| Nicolas Hénard fait partie des rares Français à avoir conservé son titre olympique. (L'Equipe) |
Voile - Que sont-ils devenus ? NICOLAS HENARD
« PERSONNE NE NOUS ATTENDAIT »
Jusqu'aux Jeux de Pékin, notre site revient vers d'anciens champions olympiques français. Ceux-ci s'expriment sur leurs carrières, leurs victoires, leurs émotions et leurs reconversions. Pour le neuvième volet, retrouvez Nicolas Hénard (43 ans), champion olympique de Tornado en 1988 et en 1992.
« Nicolas Hénard, vous avez arrêté votre carrière sportive en 1992. Qu'avez-vous fait depuis ?
Quand je suis parti à Barcelone pour prendre part aux Jeux, mon avenir était déjà tracé. Je savais que je terminerai la voile de compétition là-bas et je venais d'être accepté à l'Institut supérieure des affaires, qui était le MBA de HEC. Je suis donc allé en Espagne en étant assez libéré et, quelques semaines après, je me suis retrouvé sur le banc de l'école à Jouy-en-Josas. Ça a duré deux ans. Après mon diplôme, j'ai enchaîné avec des jobs dans le management et la direction d'entreprise. Aujourd'hui, je suis le directeur général de la filiale à Lille de Gras Savoye, un courtier d'assurances.
« Les répétitions de la Marseillaise »
Le bateau, c'est définitivement terminé pour vous ?
Je n'en ai pas fait pendant très longtemps. Pendant des années, je me suis polarisé sur mes études, mon travail et ma famille. Là, je m'y remets tout doucement. Une fois par an, je fais une régate course-croisière avec des amis. J'ai aussi acheté mon propre bateau avec lequel je passe mes vacances.
Et comment tout a commencé ?
Par hasard. Un été, alors que j'avais sept ou huit ans, je me suis retrouvé dans un club de voile. J'y ai pris goût, d'abord comme un loisir, puis j'ai attrapé le virus de la compétition. Je me suis retrouvé dans un sport-études puis à l'INSEP et au Bataillon de Joinville. En 1981, aux Championnats d'Europe, dans la catégorie Laser, j'ai été sélectionné alors que j'étais encore en cadet ! Puis, lors de la Préparation olympique en vue des Jeux de Séoul en 1988, on m'a proposé de m'associer à Jean-Yves Le Déroff en Tornado.
« Des précurseurs »
Ce qui nous fait arriver à Séoul et à votre première médaille d'or. Racontez-nous.

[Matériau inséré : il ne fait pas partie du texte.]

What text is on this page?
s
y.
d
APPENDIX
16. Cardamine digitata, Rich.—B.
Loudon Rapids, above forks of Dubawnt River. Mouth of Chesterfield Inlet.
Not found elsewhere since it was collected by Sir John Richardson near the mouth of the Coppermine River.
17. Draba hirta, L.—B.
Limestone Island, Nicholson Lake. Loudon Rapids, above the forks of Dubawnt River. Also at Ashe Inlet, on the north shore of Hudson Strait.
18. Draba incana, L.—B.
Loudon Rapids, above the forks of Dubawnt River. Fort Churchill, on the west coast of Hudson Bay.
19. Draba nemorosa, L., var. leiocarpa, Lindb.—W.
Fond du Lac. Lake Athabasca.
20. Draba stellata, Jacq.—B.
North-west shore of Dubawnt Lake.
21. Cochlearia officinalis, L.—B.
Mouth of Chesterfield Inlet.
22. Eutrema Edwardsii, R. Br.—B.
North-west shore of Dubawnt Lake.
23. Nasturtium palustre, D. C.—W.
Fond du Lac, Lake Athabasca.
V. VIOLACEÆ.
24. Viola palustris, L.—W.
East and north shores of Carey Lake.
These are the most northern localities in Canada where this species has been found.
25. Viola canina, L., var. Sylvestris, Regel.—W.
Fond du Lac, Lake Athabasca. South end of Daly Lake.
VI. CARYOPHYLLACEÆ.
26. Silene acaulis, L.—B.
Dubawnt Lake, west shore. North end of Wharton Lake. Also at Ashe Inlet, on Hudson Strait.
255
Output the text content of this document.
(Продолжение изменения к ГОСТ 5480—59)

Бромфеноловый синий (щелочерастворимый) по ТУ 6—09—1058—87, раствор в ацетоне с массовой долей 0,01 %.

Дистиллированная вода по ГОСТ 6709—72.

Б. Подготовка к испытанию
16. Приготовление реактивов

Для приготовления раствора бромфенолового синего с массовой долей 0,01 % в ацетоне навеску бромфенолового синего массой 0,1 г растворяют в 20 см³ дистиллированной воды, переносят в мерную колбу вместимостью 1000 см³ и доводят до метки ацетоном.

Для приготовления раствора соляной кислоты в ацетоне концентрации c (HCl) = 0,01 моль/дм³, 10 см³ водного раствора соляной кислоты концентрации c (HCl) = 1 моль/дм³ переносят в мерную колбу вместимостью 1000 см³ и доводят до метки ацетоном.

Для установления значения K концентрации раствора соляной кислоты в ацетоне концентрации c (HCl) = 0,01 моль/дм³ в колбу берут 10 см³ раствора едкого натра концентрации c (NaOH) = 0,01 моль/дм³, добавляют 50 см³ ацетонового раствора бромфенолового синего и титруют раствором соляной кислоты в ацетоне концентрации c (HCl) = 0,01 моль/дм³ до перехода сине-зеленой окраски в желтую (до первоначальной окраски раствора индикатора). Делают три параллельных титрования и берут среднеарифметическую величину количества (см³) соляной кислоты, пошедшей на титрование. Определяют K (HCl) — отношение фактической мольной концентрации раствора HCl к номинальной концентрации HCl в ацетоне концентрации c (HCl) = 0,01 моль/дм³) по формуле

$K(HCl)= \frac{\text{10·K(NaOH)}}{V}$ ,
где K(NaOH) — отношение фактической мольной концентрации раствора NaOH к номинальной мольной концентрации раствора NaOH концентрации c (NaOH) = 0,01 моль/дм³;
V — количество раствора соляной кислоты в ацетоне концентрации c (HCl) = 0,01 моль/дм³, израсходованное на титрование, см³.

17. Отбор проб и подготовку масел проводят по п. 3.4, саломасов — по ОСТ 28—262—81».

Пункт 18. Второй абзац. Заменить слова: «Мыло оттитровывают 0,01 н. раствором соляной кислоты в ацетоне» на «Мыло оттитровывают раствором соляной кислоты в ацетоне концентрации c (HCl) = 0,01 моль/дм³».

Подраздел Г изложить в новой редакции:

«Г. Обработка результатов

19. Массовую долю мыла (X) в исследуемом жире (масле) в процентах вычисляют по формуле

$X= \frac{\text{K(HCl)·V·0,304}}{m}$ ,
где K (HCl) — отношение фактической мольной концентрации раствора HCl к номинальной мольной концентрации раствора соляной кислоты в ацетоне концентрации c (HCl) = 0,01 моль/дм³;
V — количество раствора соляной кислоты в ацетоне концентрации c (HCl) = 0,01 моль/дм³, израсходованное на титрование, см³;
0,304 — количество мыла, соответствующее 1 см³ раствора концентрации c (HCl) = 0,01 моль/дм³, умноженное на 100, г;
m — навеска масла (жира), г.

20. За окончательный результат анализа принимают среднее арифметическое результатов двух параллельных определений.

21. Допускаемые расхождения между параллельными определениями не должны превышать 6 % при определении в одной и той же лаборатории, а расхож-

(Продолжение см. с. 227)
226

Durant cette Olympiade, nous avons dominé notre catégorie comme jamais (sic). Nous avons gagné trois manches sur sept (NDLR : plus deux deuxièmes places) et avons été largement en tête de l'épreuve. Nous étions assurés du titre avant la fin, si bien que nous avons pu entendre les répétitions de la Marseillaise avant la remise des médailles !
Quel effet cela vous a-t-il fait de devenir champion olympique ?
Je vais sans doute vous répondre la même chose que beaucoup d'autres. Ça a été une très forte émotion ! J'ai été nettement plus ému cette année-là. Personne ne nous attendait et nous avons tout dominé. Il faut dire qu'on avait eu une bonne préparation. Jean-Yves et moi étions enseignants et avions bénéficié de deux années en étant complètement détachés. Ça a été une préparation très professionnelle, alors que la voile, jusqu'à présent, était une affaire d'amateurs éclairés. Le niveau en équipe de France est monté brusquement et ça a attiré l'attention à l'étranger. Nous avons été des précurseurs dans ce domaine en quelque sorte.